Tu es venu à Cesson seul, sans ta compagne…
C’est vrai et c’est difficile… Nous n’imaginions pas que ça le serait autant. La situation sanitaire n’arrange rien mais nous avions fait ce choix en connaissance de cause. On voulait développer nos carrières, chacun de son côté. Ma compagne monte son entreprise, ça marche plutôt bien et il n’était pas question de la priver de cet épanouissement professionnel. Après, quand je rentre chez moi, dans mon appartement, c’est parfois compliqué. C’est vide, sans elle et sans mes deux chiens. Mais nous savons pourquoi nous faisons ces sacrifices. Et malgré la distance, son aide est très précieuse.
Tu peux développer ?
Nous avons deux tempéraments qui se complètent bien. Cindy est derrière moi pour me pousser, me rentrer dedans quand c’est nécessaire et me faire avancer. Elle s’assure que je ne lâche rien, jamais. C’est vraiment très important pour moi de l’avoir, de recevoir et de sentir sa force, ce caractère, même à distance.
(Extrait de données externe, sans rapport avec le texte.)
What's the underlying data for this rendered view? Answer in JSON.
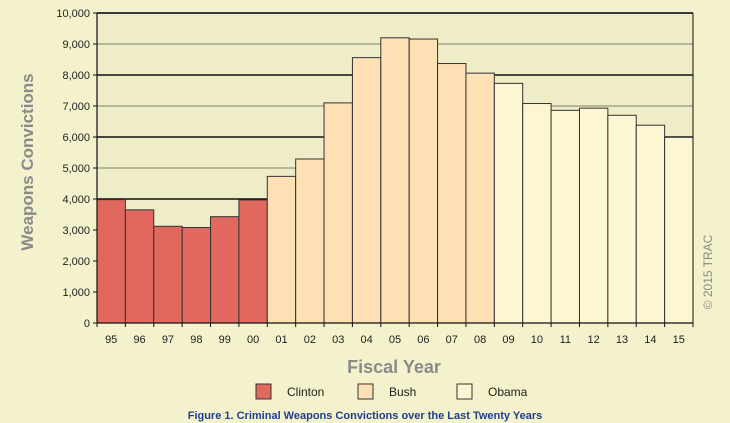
{
  "chart_data": {
    "type": "bar",
    "xlabel": "Fiscal Year",
    "ylabel": "Weapons Convictions",
    "ylim": [
      0,
      10000
    ],
    "yticks": [
      0,
      1000,
      2000,
      3000,
      4000,
      5000,
      6000,
      7000,
      8000,
      9000,
      10000
    ],
    "ytick_labels": [
      "0",
      "1,000",
      "2,000",
      "3,000",
      "4,000",
      "5,000",
      "6,000",
      "7,000",
      "8,000",
      "9,000",
      "10,000"
    ],
    "categories": [
      "95",
      "96",
      "97",
      "98",
      "99",
      "00",
      "01",
      "02",
      "03",
      "04",
      "05",
      "06",
      "07",
      "08",
      "09",
      "10",
      "11",
      "12",
      "13",
      "14",
      "15"
    ],
    "values": [
      3980,
      3650,
      3120,
      3080,
      3430,
      3970,
      4730,
      5290,
      7100,
      8560,
      9200,
      9160,
      8370,
      8060,
      7730,
      7080,
      6860,
      6930,
      6700,
      6380,
      5990
    ],
    "series_by_category": [
      "Clinton",
      "Clinton",
      "Clinton",
      "Clinton",
      "Clinton",
      "Clinton",
      "Bush",
      "Bush",
      "Bush",
      "Bush",
      "Bush",
      "Bush",
      "Bush",
      "Bush",
      "Obama",
      "Obama",
      "Obama",
      "Obama",
      "Obama",
      "Obama",
      "Obama"
    ],
    "legend": [
      {
        "name": "Clinton",
        "color": "#e0685e"
      },
      {
        "name": "Bush",
        "color": "#fde0b4"
      },
      {
        "name": "Obama",
        "color": "#fdf6d2"
      }
    ],
    "legend_position": "bottom",
    "grid": true,
    "credit": "© 2015 TRAC"
  },
  "caption": "Figure 1. Criminal Weapons Convictions over the Last Twenty Years",
  "colors": {
    "background": "#f4f2cc",
    "plot_background": "#eeedc8",
    "bar_stroke": "#333333"
  }
}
Pour la réussite de nos projets, je n’ai pas le droit de baisser les bras. C’est aussi pour cela que je veux être hyper performant, ici à Cesson.
Quelles ambitions Cesson va-t-il avoir sur cette année 2021 ?
Nous sommes un groupe encore jeune, en plein développement, et, ne l’oublions pas, promu en Lidl Starligue. Mais il y a beaucoup de qualités et de possibilités. Nous l’avons vu sur plusieurs matches où nous avons été vraiment tout près de mettre plus de points. Je pense à Saint-Raphaël, Aix et Montpellier, qui sont de grosses écuries. Parfois, nous avons été en dedans. On a loupé des rencontres. Cela fait partie de l’apprentissage. Le plus important, c’est de continuer d’adhérer à ce que nous propose Sébastien Leriche et d’en donner toujours plus. Être à 100 % ne suffit pas toujours, il faut vraiment se rentrer dans la tête que nous devons tout donner, tous en même temps, pour assurer un bon maintien.